Example 35.1.1 illustrates basic use of linprog. This command allows more parameters which express equality constraints and additional lower and upper bounds on the variables: see help linprog.

Octave-specific remark. The current version of Octave has a similar function glpk instead of linprog. The main difference is that glpk(c, A, b) solves (35.1.3) instead of (35.1.1). However, the fourth argument of glpk can be used to set lower bounds to \(-\infty\) instead of \(0\text{,}\) the fifth argument (for upper bounds) can be left empty [], and the sixth argument is a string indicating the form of constraints, with letters 'U' for \(\le\text{.}\) So, Example 35.1.1 with Octave would be

glpk([-1; -1], [1 2; 3 1], [4; 5], [-Inf; -Inf], [], 'UU')

See help glpk for more.

As an additional example, let us solve the problem at the beginning of this section. The objective function \(f(\mathbf x) = x_1+2x_2-5x_3\) was to be maximized, so we minimize \(-f\) which means c = [-1; -2; 5]. The constraints \(0\le x_1\le x_2\le x_3\le 10\) become \(-x_1\le 0\text{,}\) \(x_1-x_2\le 0\text{,}\) \(x_2-x_3\le 0\text{,}\) and \(x_3\le 10\text{.}\) Finally, \(2x_3 - x_1\ge 3\) becomes \(x_1 - 2x_3 \le -3\text{.}\) We arrive at a system of five linear constraints, summarized in A, b below:

c = [-1; -2; 5];
A = [-1 0 0; 1 -1 0; 0 1 -1; 0 0 1; 1 0 -2];
b = [0; 0; 0; 10; -3];
x = linprog(c, A, b);
fprintf('Found x = (%g, %g, %g) with c*x = %g \n', x, c'*x) ;

Note that A*x is the vector [0; -1.5; 0; 1.5; -3] where three of components are equal to the components of b and the others are strictly less. The equality means that the corresponding constraints, such as \(-x_1 \le 0\text{,}\) are active at the optimal point: the point pushes against them. The constraints \(x_1\le x_2\) and \(x_3\le 10\) are inactive at this point: they hold as strict inequalities. The solution would stay the same if the inactive constraints were removed.

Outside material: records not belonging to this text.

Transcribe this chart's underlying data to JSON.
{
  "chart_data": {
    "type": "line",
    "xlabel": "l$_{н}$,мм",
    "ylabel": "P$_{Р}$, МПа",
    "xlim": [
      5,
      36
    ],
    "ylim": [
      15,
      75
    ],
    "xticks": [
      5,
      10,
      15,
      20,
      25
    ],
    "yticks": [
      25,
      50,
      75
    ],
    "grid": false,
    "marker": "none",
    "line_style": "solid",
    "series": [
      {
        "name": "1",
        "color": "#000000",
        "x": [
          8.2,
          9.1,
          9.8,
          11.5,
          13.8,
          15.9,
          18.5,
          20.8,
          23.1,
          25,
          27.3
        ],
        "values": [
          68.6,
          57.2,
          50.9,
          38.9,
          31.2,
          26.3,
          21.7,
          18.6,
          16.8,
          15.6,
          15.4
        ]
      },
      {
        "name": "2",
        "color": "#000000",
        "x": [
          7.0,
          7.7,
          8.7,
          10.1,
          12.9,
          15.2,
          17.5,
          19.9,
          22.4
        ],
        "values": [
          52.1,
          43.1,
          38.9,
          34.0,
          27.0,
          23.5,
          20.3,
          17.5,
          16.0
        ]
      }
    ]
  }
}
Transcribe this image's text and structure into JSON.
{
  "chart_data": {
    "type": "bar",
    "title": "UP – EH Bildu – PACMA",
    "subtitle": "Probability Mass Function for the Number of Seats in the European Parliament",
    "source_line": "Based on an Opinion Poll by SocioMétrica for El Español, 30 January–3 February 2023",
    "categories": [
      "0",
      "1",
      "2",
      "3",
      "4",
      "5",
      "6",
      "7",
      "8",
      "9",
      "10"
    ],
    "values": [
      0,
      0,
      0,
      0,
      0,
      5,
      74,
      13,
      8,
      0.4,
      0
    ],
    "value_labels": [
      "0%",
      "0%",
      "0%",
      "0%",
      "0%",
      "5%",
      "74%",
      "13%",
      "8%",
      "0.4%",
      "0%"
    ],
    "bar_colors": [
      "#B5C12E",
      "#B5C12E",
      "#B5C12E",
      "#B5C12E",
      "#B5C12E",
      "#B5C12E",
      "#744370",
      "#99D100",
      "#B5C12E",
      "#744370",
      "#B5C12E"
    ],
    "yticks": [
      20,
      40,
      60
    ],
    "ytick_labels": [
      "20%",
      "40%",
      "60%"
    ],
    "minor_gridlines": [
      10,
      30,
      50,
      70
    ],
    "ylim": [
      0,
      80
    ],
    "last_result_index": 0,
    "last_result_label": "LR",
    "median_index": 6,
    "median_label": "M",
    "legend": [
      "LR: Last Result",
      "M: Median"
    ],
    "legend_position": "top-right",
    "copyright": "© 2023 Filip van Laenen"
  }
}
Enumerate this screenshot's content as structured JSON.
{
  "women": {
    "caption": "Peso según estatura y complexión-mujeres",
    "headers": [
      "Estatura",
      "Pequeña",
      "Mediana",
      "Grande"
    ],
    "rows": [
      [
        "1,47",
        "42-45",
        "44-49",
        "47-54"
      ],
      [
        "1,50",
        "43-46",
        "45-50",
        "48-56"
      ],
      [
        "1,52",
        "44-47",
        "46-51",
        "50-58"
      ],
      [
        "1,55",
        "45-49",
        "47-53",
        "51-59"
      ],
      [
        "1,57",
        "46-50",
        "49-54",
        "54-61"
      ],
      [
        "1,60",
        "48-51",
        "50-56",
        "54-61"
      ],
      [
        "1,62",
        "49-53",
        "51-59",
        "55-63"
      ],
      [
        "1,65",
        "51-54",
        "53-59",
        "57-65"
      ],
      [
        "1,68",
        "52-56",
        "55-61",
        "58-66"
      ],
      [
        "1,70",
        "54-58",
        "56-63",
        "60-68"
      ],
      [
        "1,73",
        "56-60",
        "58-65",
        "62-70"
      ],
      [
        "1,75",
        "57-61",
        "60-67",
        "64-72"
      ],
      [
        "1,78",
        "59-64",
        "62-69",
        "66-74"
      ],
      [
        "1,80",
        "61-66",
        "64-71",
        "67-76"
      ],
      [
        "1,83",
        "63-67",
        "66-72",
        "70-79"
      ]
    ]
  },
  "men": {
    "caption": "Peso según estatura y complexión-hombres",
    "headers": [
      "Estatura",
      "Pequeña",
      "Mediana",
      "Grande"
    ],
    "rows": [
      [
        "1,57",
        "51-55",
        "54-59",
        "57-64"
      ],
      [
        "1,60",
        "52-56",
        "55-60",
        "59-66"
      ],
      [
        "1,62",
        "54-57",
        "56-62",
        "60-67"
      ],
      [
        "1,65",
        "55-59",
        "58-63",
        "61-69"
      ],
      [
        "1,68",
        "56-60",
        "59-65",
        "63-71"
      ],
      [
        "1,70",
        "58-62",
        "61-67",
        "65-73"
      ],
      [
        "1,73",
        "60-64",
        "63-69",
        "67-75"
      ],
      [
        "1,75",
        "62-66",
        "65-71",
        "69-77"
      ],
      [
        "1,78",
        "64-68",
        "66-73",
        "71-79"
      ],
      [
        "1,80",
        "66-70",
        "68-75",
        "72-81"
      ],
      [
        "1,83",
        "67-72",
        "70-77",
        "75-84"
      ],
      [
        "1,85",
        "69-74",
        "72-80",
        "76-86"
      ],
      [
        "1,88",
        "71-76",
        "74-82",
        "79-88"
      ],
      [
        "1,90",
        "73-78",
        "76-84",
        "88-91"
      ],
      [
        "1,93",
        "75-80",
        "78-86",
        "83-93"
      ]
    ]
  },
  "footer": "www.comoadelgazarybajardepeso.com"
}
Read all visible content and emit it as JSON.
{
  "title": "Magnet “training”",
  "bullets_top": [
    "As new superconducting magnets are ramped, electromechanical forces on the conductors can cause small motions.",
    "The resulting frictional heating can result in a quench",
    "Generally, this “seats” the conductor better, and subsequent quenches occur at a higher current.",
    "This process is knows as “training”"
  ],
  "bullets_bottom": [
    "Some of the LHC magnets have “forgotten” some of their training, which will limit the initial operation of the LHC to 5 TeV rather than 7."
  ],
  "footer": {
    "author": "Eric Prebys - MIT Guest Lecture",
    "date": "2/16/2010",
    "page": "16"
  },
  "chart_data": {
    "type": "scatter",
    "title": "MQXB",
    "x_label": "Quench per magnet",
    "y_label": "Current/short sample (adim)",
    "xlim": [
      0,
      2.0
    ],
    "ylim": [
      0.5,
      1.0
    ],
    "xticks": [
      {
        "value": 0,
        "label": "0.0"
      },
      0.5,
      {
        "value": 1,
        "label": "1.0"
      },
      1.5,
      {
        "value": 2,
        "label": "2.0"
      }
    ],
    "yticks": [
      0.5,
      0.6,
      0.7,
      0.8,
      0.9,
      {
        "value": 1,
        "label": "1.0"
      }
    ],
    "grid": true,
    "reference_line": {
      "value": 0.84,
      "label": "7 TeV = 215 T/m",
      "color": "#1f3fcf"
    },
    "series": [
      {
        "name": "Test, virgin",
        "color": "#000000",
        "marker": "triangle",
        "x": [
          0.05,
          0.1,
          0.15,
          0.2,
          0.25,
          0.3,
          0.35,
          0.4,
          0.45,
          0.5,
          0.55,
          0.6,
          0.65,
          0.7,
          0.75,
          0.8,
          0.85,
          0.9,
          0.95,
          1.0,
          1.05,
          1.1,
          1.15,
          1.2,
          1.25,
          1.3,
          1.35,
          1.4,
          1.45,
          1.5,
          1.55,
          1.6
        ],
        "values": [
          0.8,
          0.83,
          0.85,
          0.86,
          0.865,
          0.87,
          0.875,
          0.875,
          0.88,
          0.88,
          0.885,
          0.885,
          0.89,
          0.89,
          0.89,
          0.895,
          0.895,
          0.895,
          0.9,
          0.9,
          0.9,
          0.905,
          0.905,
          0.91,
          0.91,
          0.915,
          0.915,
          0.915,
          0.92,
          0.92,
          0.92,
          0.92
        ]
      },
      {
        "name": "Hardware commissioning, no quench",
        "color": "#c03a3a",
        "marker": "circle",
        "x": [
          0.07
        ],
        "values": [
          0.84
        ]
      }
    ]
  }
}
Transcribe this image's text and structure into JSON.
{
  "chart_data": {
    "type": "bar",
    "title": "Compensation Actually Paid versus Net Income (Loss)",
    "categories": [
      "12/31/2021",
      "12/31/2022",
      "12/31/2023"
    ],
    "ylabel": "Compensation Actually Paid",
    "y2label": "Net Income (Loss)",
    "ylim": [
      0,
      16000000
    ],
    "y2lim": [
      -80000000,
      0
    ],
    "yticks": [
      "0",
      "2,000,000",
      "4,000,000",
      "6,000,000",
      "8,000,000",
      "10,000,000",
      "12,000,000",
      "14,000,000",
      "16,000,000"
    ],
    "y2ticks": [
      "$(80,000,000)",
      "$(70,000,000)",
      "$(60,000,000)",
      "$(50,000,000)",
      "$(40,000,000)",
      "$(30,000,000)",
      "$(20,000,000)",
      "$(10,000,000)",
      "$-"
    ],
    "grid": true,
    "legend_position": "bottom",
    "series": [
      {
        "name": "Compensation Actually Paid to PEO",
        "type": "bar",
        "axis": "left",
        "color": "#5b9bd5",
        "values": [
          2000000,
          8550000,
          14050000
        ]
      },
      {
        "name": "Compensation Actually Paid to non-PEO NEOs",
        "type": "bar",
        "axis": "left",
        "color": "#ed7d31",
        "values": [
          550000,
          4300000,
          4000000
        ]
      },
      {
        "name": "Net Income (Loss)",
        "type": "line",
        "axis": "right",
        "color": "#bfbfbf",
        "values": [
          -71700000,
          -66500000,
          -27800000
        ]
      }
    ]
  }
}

The following terms may appear in error messages or warnings issued by linprog or its analogues in other software.

A feasible point is a vector \(x\) that satisfies the constraints. The set of all such points is the feasible set.
A problem is infeasible if there are no feasible points. (Example: \(x_1\ge 2\text{,}\) \(x_2\ge 2\text{,}\) \(x_1+x_2\le 3\text{.}\)) Such a problem has no solution.
A problem is unbounded if the objective function takes arbitrarily small values on the feasible set (in case of minimization) or arbitrarily large values (in case of maximization). Such a problem has no solution.
If the feasible set is nonempty and bounded, the problem surely has a solution. But it is possible to have an unbounded feasible set on which the objective function is bounded: recall Example 35.1.1.

Applied LP problems tend to have many variables and constraints, and a lot of work went into developing refining its solution methods such as the simplex method (walking along the edges of the feasible set) and interior point methods (moving through the interior of the feasible set toward its boundary).